Le trio de vedettes est composé de Martina Serafin, Marcelo Alvarez et Ludovic Tézier, dans les rôles de Tosca, Caravadossi et Scarpia (ce dernier est annoncé souffrant au début de la représentation mais se présente quand-même, pour notre grande bonheur). En peintre amoureux, Marcllo Alvarez interprète les tubes telles que Recondita armonia au premier acte ou encore E lucevan le stelle au dernier avec un timbre à l’allure particulièrement jeune et alléchante, mais avec quelques soucis techniques qui nous ont laissé perplexes. La Tosca bellissima de « La Serafin », arrive à toucher les âmes et donner des frissons par la force de la voix, surtout, pendant la célèbre prièr : Vissi d’arte au deuxième acte. Enfin Ludovic Tézier pourtant souffrant campe une performance exemplaire, avec l’ampleur vocale et la prestance qui lui sont propres. Son chant est souvent angoissant mais jamais caricatural ou ouvertement grotesque. Au contraire, c’est le vilain le plus digne qu’on ait pu voir dernièrement.

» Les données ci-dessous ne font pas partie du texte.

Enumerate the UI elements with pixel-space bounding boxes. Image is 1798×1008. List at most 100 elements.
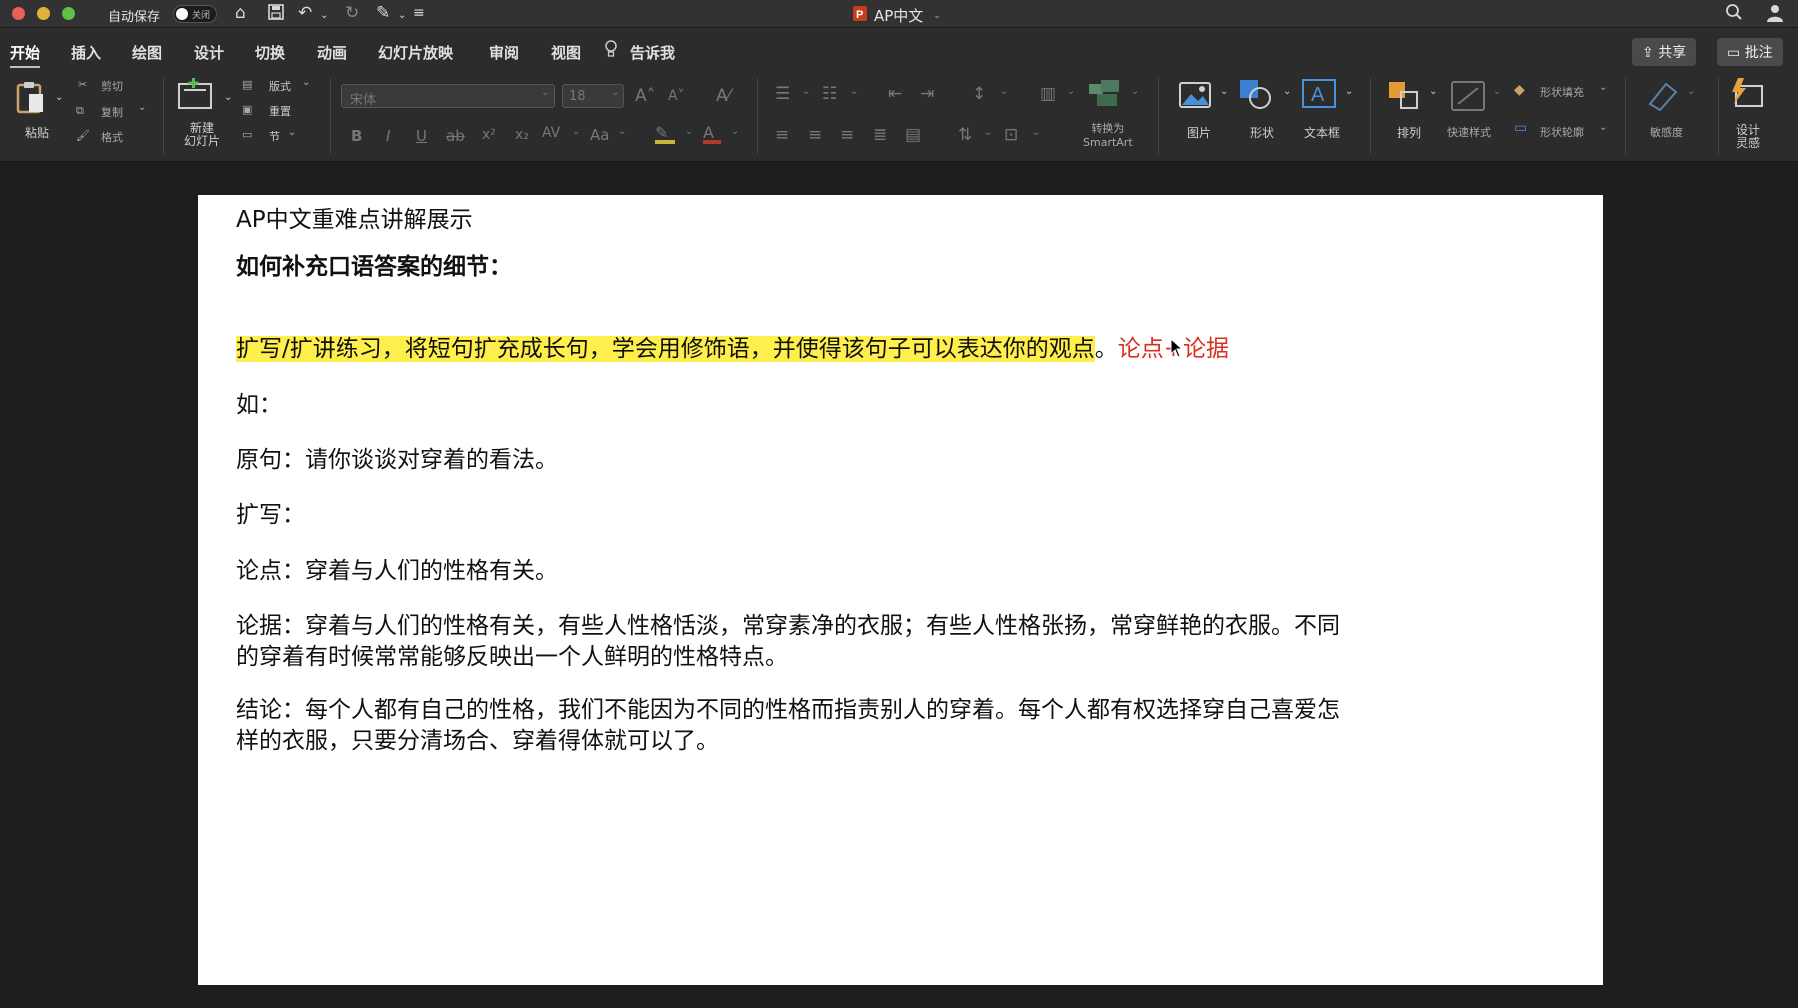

Et pourtant le drame vocalement si brûlant devient … tristement tiède par la mise en scène spartiate et de surcroît pragmatique de Pierre Audi. Visuellement imposante (les décors de Christof Hetzer y contribuent nettement, surtout la croix noire géante polyvalente, omniprésente et mobile), le travail d’acteur se fait remarquer par l’absence d’intention. Ce qui suscite par conséquent la monotonie gestuelle trop affectée des chanteurs, comme s’ils se demandaient peut-être comment les créateurs ont interprété les rôles à la première mondiale plutôt décriée en 1900. S’ajoutent et s’enchaînent donc gestes et postures les plus mélodramatiques et les plus tristement clichées. Sans une conception théâtrale développée, chose fondamentale pour Puccini, cette Tosca si bien réalisée d’un point de vue plastique refroidit tout enthousiasme. Le deuxième acte est en principe le moment fort de la partition ; l’image de la diva meurtrière déclamant devant le cadavre de Scarpia qui faisait trembler tout Rome, a marqué la conscience collective dès la création. Or, dans cette douce soirée d’automne, devant cette nouvelle production si jolie, personne ne tremble à l’opéra. En dépit du te Deum impressionnant et rugissant qui convoque de façon spectaculaire toute la Sainte hiérarchie de l’église, vraie réussite visuelle, la réalisation scénographique de cette nouvelle Tosca à Paris nous laisse réservés. Vocalement, la production reste convaincante.
Encore à l’affiche à l’Opéra Bastille les 13, 16, 19, 22, 24, 26, 27 et 29 octobre ainsi que les 1er, 4, 8, 10, 12, 13, 15, 17, 21, 25 et 28 novembre 2014.
Compte rendu, opéra. Paris. Opéra Bastille, le 10 octobre 2014. Puccini : Tosca. Martina Serafin, Marcelo Alvarez, Ludovic Tézier… Orchestre et chœurs de l’Opéra National de Paris. Daniel Oren, direction. Pierre Audi, mise en scène.